山ヒルには参った
※ヒルの苦手な方はご注意ください!!
鈴鹿の山の雪が溶け山に生気が戻ってくると、待ちかねたように山ヒルも活発に動く。
私の体験では4月下旬から11月上旬まで、気温25度以上で湿度60パーセント以上、風のない蒸し暑い日は、確実に私たち獲物を待っていた。私が若いころは霊仙、御池、藤原岳や入道ケ岳、雲母峰など、石灰岩など古成層の地質に限られた。それも稜線の向こう近江側だけだった。
釈迦ケ岳や御在所岳、鎌ケ岳などの花崗岩の山では安心して歩けた。
ところがだんだんと領域を広げ、昨今はどこもかしこも山ヒルだらけになった。先日も久しぶりに朝明渓谷の伊勢谷小屋に寄ってみると、オーナーの美人奥様がこぼした。
「今年の夏にそこの水際で孫を遊ばせていたら、山ヒルに吸いつかれました。小屋を開いて50年以上ですが、こんなことは初めてですよ」
そう言われると思いあたる。風越峠への東海自然歩道沿いにある井戸谷、この谷には途中に数本の美しい滝があり、エスケープルートも歩道がある。沢登り入門コースとして人気が高い。
ある日岳友と谷の遡行を終え、谷の入口にある温泉に入ったところ、
「キャアーッ!」
ほかの浴客のパニック声、原因は私たちだった。白い下着に真っ赤な血がべっとり、そしてまだ数匹が喰いついているではないか…。それをプチュと潰すとまた大量な血だ。浴客はそれをみてまた大声で騒ぐ。もう温泉どころではなく早々に引き上げた。
井戸谷は花崗岩なのでヒルは全く想定外だった。いつの間にヒルの山になったのか。何が原因だろうか。専門に研究している学者を知らないので、はっきりしたことは不明だが、地元の人たちは
「シカが増えたのが原因だ。彼らが身体にくっつけて連れてきた」
納得できる話だ。するとシカの増えた原因が本当の原因なのか…。シカは本来は標高の低い里山に住んでいたはず。それが森の開発で餌や住居を奪われ、だんだんと高い山に移る。本来食べなかったササなども片っ端から口にする。彼らは家族単位で行動し、カモシカなどを追い出して猛烈に繁殖する。秋に生まれた子供も寒い冬が越せずに死ぬ数も多かった。だから自然淘汰されて一定の数しか生息できなかった。それが地球温暖化で冬も暖冬の連続、山にも雪が積もらないし餌は冬でもある。シカが増えるのは当然である。それじゃ山ヒルに吸われるのも人間の仕業だったのか…。実にウンザリしてしまう。

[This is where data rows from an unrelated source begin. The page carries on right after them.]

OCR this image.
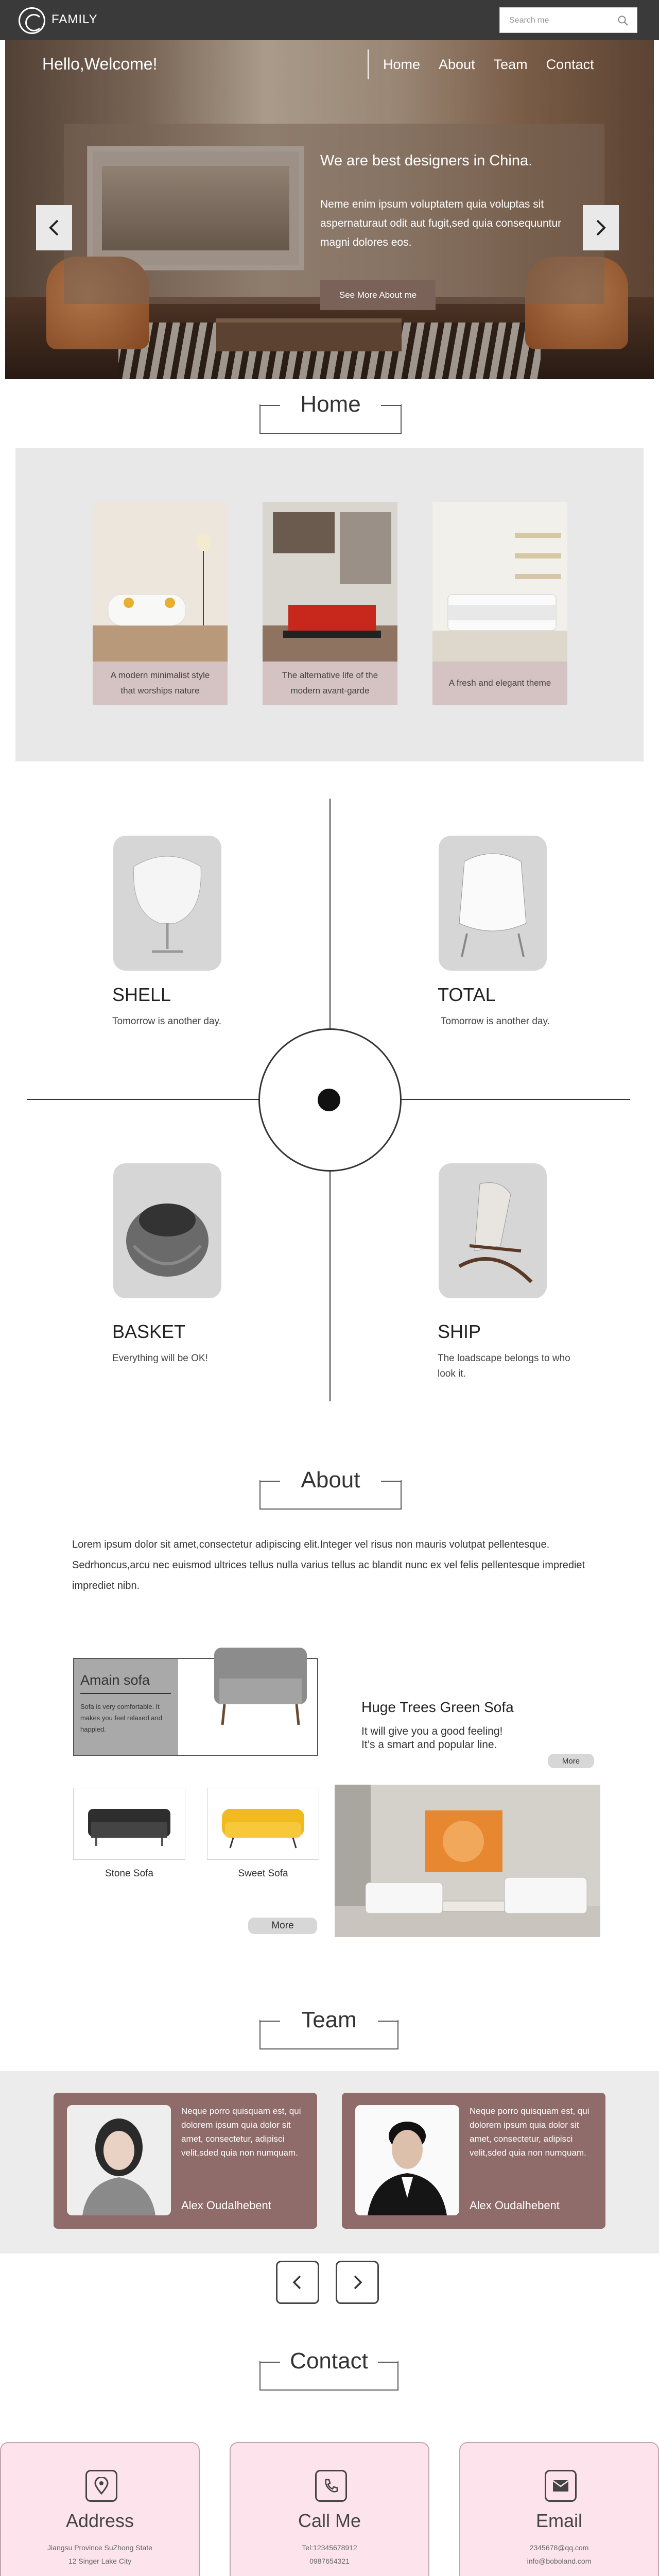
FAMILY
Search me
Hello,Welcome!	Home About Team Contact
We are best designers in China.
Neme enim ipsum voluptatem quia voluptas sit aspernaturaut odit aut fugit,sed quia consequuntur magni dolores eos.
See More About me
Home
A modern minimalist style that worships nature
The alternative life of the modern avant-garde
A fresh and elegant theme
SHELL
Tomorrow is another day.
TOTAL
Tomorrow is another day.
BASKET
Everything will be OK!
SHIP
The loadscape belongs to who look it.
About
Lorem ipsum dolor sit amet,consectetur adipiscing elit.Integer vel risus non mauris volutpat pellentesque. Sedrhoncus,arcu nec euismod ultrices tellus nulla varius tellus ac blandit nunc ex vel felis pellentesque imprediet imprediet nibn.
Amain sofa
Sofa is very comfortable. It makes you feel relaxed and happied.
Huge Trees Green Sofa
It will give you a good feeling!
It’s a smart and popular line.
More
Stone Sofa	Sweet Sofa
More
Team
Neque porro quisquam est, qui dolorem ipsum quia dolor sit amet, consectetur, adipisci velit,sded quia non numquam.
Alex Oudalhebent
Neque porro quisquam est, qui dolorem ipsum quia dolor sit amet, consectetur, adipisci velit,sded quia non numquam.
Alex Oudalhebent
Contact
Address
Jiangsu Province SuZhong State
12 Singer Lake City
Call Me
Tel:12345678912
0987654321
Email
2345678@qq.com
info@boboland.com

山ヒル予防に何がいいのか。昔、時山で出会った行商人は、素足にワラゾウリを履いただけだった。彼は
「ヒルが吸いついたとき引きちぎるだけだ」
こともなげに言ったが私は出来そうもない。また林野庁の人は「細長い袋に塩を入れ、ズボンの裾まわりにぶら下げる」
「タオルを縦半分に裂き、それに塩分の濃い水を染み込ませ、足首に巻く」
詳しく聞くうちに、どうも絶対的な効果はないらしいと判った。
登山者も困った問題なので、あれこれ対策されているが、京都の岳人は
「女性のパンテイストッキングを一番下に着ている」
目が細かいから奴らは通過できず有効だろう。だがあの蒸し暑い鈴鹿の夏、これをつけて山を歩くことは、熱中病であの世行き直行ものだ。
あとはクスリしかない。市販では登山用具店でA社、B社の製品があるが、普通の殺虫剤スプレーでも忌避効果はある。だが沢登りや雨の日はほとんど効果がない。こんな日に役たたずでは困る。
思い悩んでいたところ、TVで耳よりな情報を流していた。四日市のメーカーが万能ともいうべき山ヒル忌避薬を発売したとのこと。実際に山で出会った人も抜群の効果だと、ひと吹きシュと吹いてくれた。たしかに効果はあったと思うが、私はまだ購入してないので推奨できないけど、関心ある方は
「ヒル下がりのジョニー」で調べてみてください。